Well, for one thing none of these experiences has, so far as I know, ever been scientifically confirmed as an actual out-of-body event. At best, the evidence has been inconclusive, as in the case of the widely-reported AWARE study. In addition, there are reasonable alternative explanations for such experiences (in part arising from the fact that the experiences occur in many different situations, such as during sensory deprivation or as a result of hallucinogenic drugs). A third consideration that isn’t as often discussed, though, is this: how a priori reasonable is the claim that these are actual out-of-body events?
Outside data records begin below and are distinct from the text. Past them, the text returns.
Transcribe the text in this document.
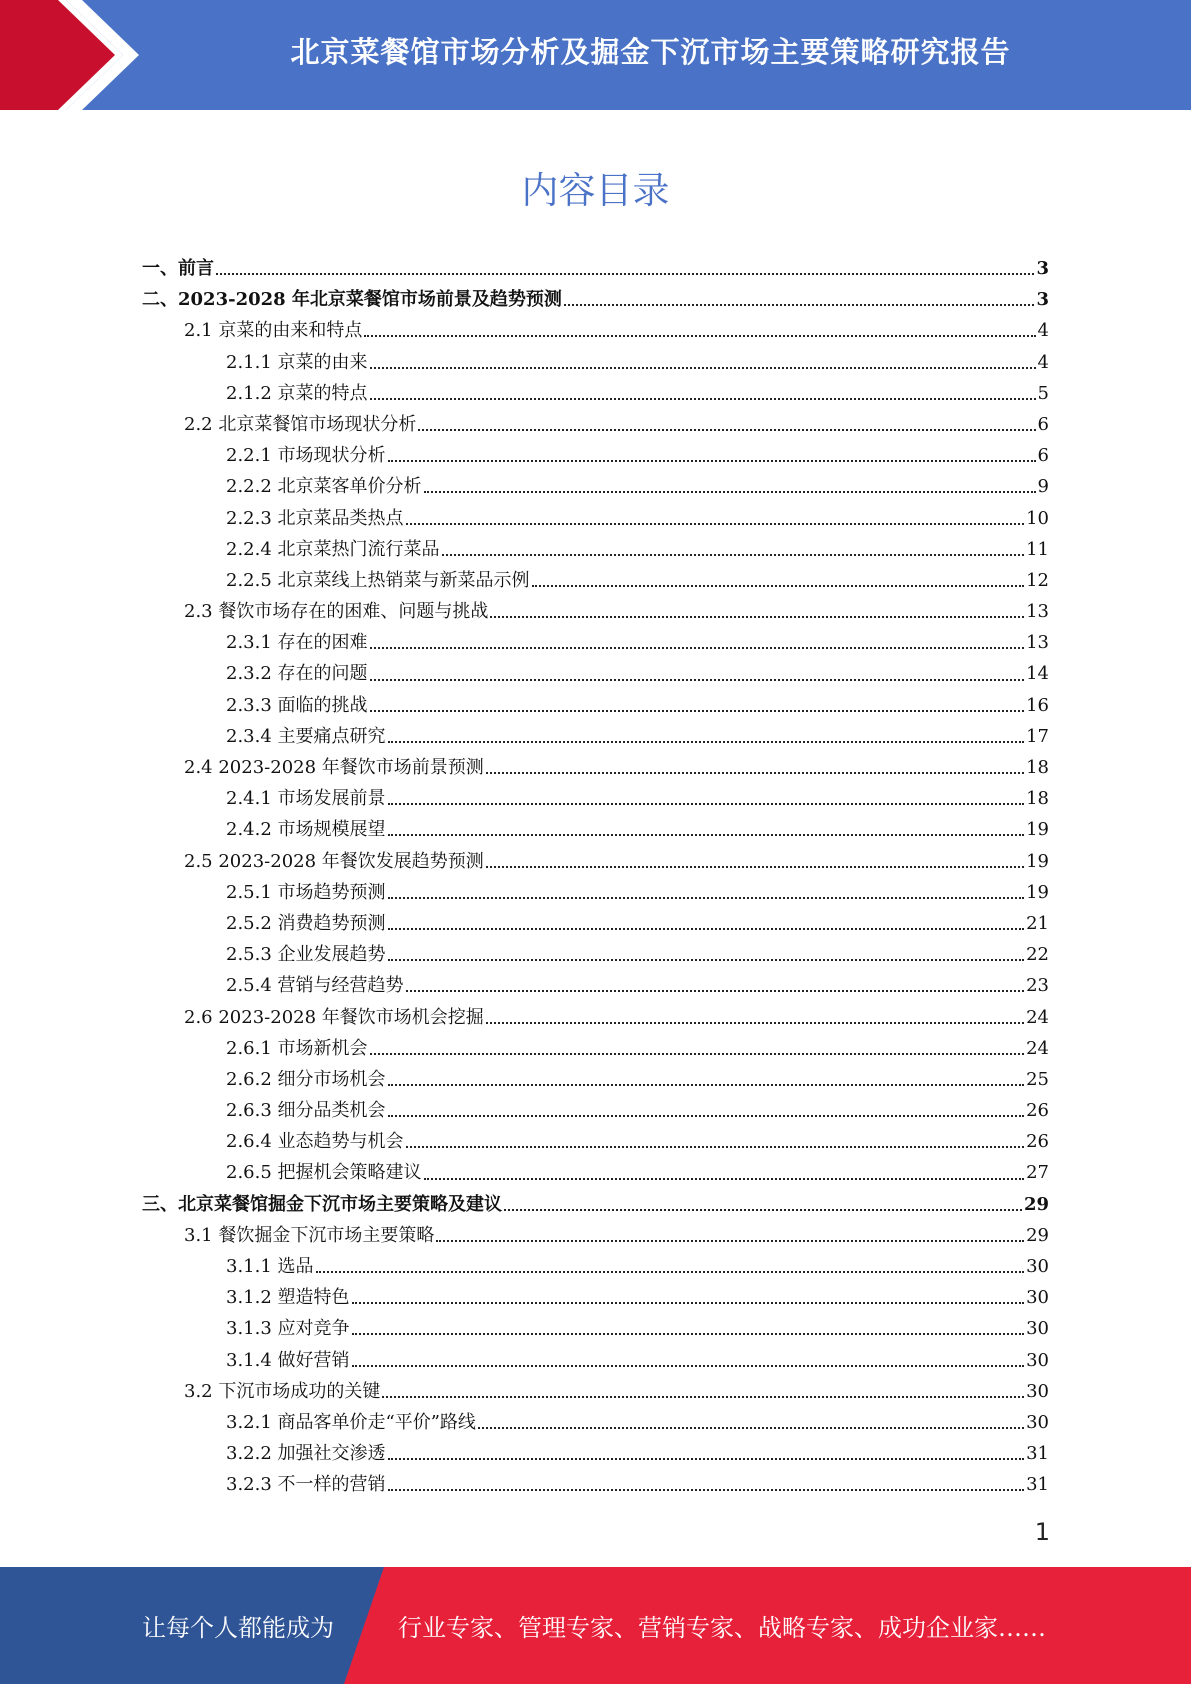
北京菜餐馆市场分析及掘金下沉市场主要策略研究报告
内容目录
一、前言	3
二、2023-2028 年北京菜餐馆市场前景及趋势预测	3
2.1 京菜的由来和特点	4
2.1.1 京菜的由来	4
2.1.2 京菜的特点	5
2.2 北京菜餐馆市场现状分析	6
2.2.1 市场现状分析	6
2.2.2 北京菜客单价分析	9
2.2.3 北京菜品类热点	10
2.2.4 北京菜热门流行菜品	11
2.2.5 北京菜线上热销菜与新菜品示例	12
2.3 餐饮市场存在的困难、问题与挑战	13
2.3.1 存在的困难	13
2.3.2 存在的问题	14
2.3.3 面临的挑战	16
2.3.4 主要痛点研究	17
2.4 2023-2028 年餐饮市场前景预测	18
2.4.1 市场发展前景	18
2.4.2 市场规模展望	19
2.5 2023-2028 年餐饮发展趋势预测	19
2.5.1 市场趋势预测	19
2.5.2 消费趋势预测	21
2.5.3 企业发展趋势	22
2.5.4 营销与经营趋势	23
2.6 2023-2028 年餐饮市场机会挖掘	24
2.6.1 市场新机会	24
2.6.2 细分市场机会	25
2.6.3 细分品类机会	26
2.6.4 业态趋势与机会	26
2.6.5 把握机会策略建议	27
三、北京菜餐馆掘金下沉市场主要策略及建议	29
3.1 餐饮掘金下沉市场主要策略	29
3.1.1 选品	30
3.1.2 塑造特色	30
3.1.3 应对竞争	30
3.1.4 做好营销	30
3.2 下沉市场成功的关键	30
3.2.1 商品客单价走“平价”路线	30
3.2.2 加强社交渗透	31
3.2.3 不一样的营销	31
1
让每个人都能成为	行业专家、管理专家、营销专家、战略专家、成功企业家……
Or, to put it in Bayesian terms, what is its prior probability?
I would say it’s very low. The main reason is that there is good evidence that mental events are at least dependent on brain events, if not identical with them, as I've previously argued here. But there’s another reason. The experiences that people report are in a sense suspect. I don’t mean these people are lying; I’m sure the great majority, at least, really experience something. What I mean is that there are certain aspects of the experiences themselves that suggest they aren’t out-of-body events.
Consider the fact that people commonly report seeing their body as if they were floating above it. Is this what one would expect a non-physical mind that’s escaped the confines of the body to do? Well, for one thing, the non-physical mind doesn’t have any eyes. Moreover, it is invisible (no one has ever seen one of these spirits escape from its body while on the operating table), which means that light goes right through it. Thus, it cannot capture any light coming its way so as to form an image out of it. How then can it see anything? (The situation is much the same in the case of the invisible man from science fiction stories. Why isn’t he blind?)
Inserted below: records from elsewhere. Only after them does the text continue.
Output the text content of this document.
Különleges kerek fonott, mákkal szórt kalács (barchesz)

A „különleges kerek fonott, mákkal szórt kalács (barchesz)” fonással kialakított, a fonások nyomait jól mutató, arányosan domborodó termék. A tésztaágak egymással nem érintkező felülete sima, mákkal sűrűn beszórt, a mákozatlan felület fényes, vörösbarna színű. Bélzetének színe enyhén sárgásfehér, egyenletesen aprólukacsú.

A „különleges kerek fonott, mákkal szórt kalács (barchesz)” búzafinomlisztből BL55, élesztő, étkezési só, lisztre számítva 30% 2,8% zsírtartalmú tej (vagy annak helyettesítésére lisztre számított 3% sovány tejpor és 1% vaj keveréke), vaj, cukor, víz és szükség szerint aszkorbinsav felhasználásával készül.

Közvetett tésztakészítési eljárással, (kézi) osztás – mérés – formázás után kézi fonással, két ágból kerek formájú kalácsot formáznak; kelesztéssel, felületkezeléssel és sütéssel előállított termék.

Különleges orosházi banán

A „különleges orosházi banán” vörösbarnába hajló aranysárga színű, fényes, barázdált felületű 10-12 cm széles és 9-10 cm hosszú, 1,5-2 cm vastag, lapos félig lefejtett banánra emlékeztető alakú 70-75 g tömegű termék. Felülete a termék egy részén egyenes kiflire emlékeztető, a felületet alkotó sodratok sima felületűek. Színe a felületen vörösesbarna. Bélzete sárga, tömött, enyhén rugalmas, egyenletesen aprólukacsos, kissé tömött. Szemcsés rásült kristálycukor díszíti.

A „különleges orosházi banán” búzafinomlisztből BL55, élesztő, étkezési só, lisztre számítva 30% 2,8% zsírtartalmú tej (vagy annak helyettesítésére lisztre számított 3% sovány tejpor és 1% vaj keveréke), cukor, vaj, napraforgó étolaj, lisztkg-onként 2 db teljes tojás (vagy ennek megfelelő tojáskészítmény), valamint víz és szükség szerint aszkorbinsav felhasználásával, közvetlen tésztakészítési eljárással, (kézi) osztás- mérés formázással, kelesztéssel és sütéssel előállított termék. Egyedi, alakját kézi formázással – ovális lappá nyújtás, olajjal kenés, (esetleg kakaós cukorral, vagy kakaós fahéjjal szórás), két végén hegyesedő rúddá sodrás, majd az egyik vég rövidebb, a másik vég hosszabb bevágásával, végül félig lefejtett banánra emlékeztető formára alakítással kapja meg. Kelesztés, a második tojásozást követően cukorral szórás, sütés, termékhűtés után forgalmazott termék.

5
One possible answer is that the floating mind has an experience that is as if it were seeing, just as we can have in a dream. But even though that’s a possibility, it’s not very plausible. The way we see things has a lot to do with how our eyes are structured, which explains among other things the range of wavelengths that are perceptible to us. Without the eyes as the organ that captures visual information, why would the floating mind have an experience that is exactly like that of a normally functioning human being? Is it just coincidence that the floating mind happens to capture the same wavelengths? That it cannot detect, say, ultraviolet light? And why do these floating minds have a field of vision that, again, is just like the kind we have with eyes? Why don’t they have, say, 360-degree vision? For that matter, why don’t they see outside their operating room (without actually moving through the walls, that is)? Or inside the bodies of the medical staff? After all, if their vision isn’t due to capturing light, why would the opacity of walls or skin make any difference?
Think how much more convincing the report of an out-of-body experience would be if the person claimed their experience was utterly unlike anything they’ve ever seen in waking life or even in a dream. Then we’d have to wonder how their minds could have made up such a strange idea. As it is, the likelihood that these really are out-of-body events seems rather slim.